Pour faire pareille besogne, il fallait un outil que nos devanciers ne possédaient pas : si le lait pur était en 1913 moins coûteux a Paris qu’il y a cinquante ans, tout en rapportant davantage au fermier qui le fournissait, c’est qu’il venait il y a cinq ans aussi vite de 150 kilomètres que de Garches ou de Montfermeil sous le second Empire. Et si la pierre à bâtir de nos grandes villes, bien qu’amenée d’une carrière lointaine, faisait réaliser à la fois un gain nouveau au propriétaire qui l’extrayait et une économie à l’entrepreneur qui l’employait, c’est que le remorqueur ou la locomotive avait fait voyager ce bloc énorme pour quelques francs. Avec le roulage d’autrefois, la pierre eût trop enchéri en route et le lait fût resté en route trop longtemps.
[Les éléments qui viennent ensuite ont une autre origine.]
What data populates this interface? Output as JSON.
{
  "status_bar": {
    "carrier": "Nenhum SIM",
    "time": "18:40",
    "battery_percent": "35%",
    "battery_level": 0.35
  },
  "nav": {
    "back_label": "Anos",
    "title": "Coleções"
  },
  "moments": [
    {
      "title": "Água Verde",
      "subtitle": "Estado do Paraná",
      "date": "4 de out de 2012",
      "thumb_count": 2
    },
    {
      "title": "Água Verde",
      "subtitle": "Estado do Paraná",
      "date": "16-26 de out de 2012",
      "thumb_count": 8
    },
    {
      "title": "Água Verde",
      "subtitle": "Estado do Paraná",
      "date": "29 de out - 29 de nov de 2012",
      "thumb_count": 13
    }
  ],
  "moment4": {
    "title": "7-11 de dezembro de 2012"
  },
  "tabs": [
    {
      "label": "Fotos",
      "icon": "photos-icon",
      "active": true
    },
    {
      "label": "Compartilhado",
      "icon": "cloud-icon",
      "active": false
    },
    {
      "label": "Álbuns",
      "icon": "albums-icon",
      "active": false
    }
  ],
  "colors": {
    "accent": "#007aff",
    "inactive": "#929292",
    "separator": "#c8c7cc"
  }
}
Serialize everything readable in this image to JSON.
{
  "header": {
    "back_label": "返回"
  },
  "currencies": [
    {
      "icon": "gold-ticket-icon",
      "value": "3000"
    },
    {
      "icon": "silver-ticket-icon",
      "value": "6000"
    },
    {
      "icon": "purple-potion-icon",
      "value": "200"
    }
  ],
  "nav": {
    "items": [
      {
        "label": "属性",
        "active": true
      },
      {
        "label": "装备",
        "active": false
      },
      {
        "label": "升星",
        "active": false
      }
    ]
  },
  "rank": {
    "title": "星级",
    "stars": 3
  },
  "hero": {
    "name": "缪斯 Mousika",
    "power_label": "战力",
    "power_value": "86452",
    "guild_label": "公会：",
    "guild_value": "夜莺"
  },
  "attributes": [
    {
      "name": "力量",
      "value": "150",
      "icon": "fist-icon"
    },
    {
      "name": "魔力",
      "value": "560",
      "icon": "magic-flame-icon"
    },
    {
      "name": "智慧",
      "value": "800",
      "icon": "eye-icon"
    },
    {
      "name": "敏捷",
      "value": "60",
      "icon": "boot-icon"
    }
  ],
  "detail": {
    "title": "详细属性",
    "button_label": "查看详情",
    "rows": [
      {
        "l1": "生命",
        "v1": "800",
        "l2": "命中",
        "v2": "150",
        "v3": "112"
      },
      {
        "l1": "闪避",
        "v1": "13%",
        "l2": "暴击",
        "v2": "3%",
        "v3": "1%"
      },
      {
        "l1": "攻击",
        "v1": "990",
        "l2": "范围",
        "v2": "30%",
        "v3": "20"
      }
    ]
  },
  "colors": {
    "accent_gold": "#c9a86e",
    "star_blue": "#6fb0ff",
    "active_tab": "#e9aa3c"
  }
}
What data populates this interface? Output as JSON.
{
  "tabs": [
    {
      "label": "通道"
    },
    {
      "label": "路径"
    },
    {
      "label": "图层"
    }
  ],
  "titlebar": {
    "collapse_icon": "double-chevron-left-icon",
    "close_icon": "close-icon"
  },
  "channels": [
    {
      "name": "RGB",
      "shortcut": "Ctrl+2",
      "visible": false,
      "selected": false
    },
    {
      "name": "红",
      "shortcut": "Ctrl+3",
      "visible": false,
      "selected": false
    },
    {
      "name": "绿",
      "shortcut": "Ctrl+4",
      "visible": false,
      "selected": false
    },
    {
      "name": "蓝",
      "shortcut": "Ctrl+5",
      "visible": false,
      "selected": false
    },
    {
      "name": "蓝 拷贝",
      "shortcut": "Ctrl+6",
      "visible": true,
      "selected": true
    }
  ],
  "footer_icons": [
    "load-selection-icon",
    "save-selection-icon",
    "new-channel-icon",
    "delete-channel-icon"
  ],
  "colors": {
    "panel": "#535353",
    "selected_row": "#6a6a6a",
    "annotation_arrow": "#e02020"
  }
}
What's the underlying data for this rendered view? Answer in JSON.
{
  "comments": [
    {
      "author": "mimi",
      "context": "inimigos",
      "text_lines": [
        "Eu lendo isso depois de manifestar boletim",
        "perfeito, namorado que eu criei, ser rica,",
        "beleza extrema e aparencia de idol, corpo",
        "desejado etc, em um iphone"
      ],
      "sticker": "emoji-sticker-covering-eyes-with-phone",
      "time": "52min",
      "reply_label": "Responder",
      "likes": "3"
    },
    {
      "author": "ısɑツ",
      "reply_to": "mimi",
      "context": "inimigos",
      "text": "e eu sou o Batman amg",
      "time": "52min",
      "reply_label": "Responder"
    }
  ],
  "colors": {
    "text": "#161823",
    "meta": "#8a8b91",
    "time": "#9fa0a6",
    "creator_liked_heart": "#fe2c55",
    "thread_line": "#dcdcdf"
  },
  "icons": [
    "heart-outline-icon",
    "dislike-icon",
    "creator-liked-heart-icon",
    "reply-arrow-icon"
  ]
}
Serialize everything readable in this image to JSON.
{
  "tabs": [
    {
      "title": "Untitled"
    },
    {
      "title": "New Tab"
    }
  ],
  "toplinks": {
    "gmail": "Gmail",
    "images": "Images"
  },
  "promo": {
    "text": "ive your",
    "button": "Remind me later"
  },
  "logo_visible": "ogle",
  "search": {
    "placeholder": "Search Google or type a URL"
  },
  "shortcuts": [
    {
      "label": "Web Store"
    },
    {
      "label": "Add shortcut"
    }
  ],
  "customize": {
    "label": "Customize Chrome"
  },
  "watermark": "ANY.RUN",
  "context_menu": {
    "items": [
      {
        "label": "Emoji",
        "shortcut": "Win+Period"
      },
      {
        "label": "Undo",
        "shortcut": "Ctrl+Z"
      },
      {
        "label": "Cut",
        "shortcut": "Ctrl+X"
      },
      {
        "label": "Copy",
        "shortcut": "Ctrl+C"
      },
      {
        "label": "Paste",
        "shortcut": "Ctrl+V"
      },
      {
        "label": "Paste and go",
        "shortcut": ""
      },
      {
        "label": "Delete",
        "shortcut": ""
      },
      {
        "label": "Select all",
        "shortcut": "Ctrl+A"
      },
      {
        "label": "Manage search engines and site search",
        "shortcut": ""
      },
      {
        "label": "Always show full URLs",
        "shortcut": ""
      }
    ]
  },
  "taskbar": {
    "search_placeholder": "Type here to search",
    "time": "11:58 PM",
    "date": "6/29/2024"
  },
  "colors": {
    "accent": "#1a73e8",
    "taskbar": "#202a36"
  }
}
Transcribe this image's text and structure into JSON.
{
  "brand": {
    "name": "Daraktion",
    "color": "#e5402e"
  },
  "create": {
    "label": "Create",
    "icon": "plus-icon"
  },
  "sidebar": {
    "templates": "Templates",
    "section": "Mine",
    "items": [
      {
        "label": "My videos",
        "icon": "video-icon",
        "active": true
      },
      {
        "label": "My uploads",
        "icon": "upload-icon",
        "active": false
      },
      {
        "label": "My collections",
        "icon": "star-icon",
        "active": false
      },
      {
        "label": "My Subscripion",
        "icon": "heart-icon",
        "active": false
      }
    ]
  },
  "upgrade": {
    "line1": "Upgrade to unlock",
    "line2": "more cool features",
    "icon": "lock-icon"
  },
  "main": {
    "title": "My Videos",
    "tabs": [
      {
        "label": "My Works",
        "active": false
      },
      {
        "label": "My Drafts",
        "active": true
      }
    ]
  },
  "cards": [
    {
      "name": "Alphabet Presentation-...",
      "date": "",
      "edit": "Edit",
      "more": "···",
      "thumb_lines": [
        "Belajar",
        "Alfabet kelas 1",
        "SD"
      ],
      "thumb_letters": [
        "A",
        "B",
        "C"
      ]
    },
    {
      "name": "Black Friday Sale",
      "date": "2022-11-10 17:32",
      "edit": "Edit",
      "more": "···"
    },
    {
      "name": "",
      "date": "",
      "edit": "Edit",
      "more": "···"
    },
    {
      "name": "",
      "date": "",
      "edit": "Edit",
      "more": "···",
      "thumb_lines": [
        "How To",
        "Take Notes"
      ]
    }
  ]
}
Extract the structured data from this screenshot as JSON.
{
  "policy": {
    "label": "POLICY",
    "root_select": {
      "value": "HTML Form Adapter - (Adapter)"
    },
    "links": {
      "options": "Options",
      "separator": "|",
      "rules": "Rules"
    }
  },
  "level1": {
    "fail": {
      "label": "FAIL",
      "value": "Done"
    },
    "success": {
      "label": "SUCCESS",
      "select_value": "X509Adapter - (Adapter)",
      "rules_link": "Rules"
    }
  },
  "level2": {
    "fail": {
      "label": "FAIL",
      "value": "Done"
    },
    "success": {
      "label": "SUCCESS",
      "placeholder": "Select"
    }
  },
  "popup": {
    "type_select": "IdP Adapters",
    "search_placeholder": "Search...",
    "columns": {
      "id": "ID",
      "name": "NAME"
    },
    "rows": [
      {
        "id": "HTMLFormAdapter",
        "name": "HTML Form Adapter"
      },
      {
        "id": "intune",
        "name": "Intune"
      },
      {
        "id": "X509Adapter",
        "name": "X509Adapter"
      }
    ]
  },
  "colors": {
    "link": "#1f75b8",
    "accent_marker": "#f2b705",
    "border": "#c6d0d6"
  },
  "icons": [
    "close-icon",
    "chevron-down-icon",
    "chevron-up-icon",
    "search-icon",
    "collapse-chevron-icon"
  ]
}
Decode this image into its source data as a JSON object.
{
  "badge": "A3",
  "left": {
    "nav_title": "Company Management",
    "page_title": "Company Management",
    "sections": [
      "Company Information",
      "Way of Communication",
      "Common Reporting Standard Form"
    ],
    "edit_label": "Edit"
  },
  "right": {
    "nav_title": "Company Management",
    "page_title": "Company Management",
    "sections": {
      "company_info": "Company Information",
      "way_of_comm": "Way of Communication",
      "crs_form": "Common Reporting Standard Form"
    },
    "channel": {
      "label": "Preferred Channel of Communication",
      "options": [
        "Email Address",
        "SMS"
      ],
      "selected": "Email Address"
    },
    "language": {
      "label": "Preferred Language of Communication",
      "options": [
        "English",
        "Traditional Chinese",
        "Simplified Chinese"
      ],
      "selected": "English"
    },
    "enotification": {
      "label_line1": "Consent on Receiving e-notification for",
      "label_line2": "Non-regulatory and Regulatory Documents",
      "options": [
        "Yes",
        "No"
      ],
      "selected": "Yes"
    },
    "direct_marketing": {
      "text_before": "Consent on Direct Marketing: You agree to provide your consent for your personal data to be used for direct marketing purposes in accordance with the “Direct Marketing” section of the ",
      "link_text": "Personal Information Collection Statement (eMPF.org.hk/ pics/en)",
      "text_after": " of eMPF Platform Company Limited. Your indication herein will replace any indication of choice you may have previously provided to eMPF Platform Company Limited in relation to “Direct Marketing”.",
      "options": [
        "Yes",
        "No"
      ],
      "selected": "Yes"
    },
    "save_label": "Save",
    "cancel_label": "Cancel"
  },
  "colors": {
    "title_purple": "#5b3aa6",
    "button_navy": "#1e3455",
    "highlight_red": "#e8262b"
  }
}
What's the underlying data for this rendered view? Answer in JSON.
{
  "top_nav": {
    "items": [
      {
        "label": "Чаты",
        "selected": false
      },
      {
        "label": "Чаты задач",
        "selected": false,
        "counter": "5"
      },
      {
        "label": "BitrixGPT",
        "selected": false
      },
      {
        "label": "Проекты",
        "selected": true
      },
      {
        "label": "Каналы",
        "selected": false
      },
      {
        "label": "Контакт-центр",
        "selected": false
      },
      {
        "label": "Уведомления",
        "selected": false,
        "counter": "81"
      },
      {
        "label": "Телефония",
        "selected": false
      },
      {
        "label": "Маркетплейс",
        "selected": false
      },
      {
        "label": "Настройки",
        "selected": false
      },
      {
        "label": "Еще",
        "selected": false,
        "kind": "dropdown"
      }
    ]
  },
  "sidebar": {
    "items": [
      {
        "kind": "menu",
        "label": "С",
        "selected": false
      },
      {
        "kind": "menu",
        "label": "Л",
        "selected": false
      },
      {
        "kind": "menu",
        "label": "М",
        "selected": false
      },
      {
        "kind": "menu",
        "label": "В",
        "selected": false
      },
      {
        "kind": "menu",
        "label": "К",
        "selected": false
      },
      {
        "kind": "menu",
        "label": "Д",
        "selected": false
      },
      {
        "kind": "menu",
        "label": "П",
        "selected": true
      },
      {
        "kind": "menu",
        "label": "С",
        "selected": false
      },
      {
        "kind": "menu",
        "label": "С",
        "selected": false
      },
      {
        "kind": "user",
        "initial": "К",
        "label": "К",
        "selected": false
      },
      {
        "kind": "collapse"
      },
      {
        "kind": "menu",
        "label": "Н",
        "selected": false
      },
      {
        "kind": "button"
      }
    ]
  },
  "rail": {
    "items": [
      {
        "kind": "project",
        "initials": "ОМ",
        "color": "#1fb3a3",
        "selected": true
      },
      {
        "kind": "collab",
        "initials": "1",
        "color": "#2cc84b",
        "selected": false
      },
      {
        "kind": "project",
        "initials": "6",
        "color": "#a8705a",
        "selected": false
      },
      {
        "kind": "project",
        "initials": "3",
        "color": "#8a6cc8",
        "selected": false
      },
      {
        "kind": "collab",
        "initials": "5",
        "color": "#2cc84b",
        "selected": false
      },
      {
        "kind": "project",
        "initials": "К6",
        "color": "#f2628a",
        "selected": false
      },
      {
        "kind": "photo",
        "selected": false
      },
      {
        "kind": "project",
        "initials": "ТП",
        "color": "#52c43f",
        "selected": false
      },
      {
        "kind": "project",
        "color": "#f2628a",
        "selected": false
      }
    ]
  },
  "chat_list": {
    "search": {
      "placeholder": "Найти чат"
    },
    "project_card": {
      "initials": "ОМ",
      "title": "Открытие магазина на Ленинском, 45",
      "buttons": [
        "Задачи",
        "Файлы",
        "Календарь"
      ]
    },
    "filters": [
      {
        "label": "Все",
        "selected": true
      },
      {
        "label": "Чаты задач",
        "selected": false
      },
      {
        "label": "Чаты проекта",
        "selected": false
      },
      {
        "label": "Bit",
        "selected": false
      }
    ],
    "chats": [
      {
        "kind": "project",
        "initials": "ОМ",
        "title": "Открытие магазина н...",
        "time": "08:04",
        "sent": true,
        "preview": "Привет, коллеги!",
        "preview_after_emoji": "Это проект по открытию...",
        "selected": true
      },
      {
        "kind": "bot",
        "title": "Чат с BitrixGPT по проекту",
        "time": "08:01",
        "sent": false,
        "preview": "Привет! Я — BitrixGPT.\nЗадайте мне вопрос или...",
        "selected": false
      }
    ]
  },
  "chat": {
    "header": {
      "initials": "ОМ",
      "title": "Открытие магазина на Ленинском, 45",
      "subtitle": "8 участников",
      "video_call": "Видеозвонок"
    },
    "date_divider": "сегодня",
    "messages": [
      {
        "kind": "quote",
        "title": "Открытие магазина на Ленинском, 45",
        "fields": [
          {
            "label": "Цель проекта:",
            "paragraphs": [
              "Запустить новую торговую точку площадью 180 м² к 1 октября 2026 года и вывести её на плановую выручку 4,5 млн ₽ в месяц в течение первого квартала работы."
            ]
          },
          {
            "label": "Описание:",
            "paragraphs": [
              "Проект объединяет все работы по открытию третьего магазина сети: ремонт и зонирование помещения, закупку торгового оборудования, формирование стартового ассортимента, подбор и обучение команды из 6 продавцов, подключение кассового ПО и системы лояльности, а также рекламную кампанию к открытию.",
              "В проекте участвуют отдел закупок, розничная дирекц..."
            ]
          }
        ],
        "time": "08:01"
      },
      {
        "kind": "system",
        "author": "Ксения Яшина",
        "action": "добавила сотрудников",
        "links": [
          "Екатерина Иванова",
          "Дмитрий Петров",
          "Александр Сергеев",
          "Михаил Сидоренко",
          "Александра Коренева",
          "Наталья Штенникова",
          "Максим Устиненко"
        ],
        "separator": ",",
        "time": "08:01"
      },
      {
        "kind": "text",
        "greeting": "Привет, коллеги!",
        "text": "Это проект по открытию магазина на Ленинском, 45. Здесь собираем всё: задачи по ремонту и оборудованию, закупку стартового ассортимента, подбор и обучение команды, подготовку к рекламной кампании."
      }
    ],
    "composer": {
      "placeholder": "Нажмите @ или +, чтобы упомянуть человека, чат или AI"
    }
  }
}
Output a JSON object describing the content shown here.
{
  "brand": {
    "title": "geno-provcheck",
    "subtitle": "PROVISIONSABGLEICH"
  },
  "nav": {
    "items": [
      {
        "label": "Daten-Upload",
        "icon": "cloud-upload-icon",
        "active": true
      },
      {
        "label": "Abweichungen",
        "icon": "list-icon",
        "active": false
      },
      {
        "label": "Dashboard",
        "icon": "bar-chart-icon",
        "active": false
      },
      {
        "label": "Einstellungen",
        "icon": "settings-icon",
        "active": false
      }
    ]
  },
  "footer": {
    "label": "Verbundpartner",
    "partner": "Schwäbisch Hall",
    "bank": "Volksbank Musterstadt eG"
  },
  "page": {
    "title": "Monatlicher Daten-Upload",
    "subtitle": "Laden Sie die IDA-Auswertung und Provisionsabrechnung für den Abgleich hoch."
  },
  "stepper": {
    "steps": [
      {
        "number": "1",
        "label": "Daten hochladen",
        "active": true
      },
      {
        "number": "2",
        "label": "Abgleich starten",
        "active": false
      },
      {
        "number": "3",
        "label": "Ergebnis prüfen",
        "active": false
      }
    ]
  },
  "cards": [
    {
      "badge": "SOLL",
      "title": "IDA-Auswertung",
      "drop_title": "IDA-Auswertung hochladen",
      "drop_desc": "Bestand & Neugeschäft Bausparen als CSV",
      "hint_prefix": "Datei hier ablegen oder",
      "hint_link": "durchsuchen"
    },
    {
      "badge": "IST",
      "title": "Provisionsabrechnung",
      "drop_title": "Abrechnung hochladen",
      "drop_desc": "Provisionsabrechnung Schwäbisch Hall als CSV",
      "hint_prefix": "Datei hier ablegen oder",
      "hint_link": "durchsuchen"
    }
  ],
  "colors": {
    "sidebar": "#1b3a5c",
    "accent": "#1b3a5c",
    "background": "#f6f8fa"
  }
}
Quel fut donc, dans les sept siècles qui ont précédé le nôtre, le tarif de la « petite vitesse ? » non que je prétende ici dresser, pour le moyen âge et les temps modernes, une nomenclature analogue à celle du copieux in-folio qu’est le livre Chaix de nos Compagnies de chemins de fer. L’œuvre serait assez malaisée et d’ailleurs fastidieuse. Mais, grâce aux prix de transport que j’ai recueillis en assez grand nombre, pour des marchandises variées et s’appliquant à des poids et à des distances précis, il est possible, en traduisant les chiffres anciens en chiffres de 1913, de savoir ce qu’il en coûtait jadis par kilomètre et par tonne de mille kilos, et de comparer au présent un passé jusqu’ici obscur[1].

  1. Voyez les tableaux de pris des moyens de transport dans le tome VI, p. 62], de mon Histoire Économique de ta propriété, des salaires, des denrées et de tous les prix en général depuis 1200 jusqu’à 1800.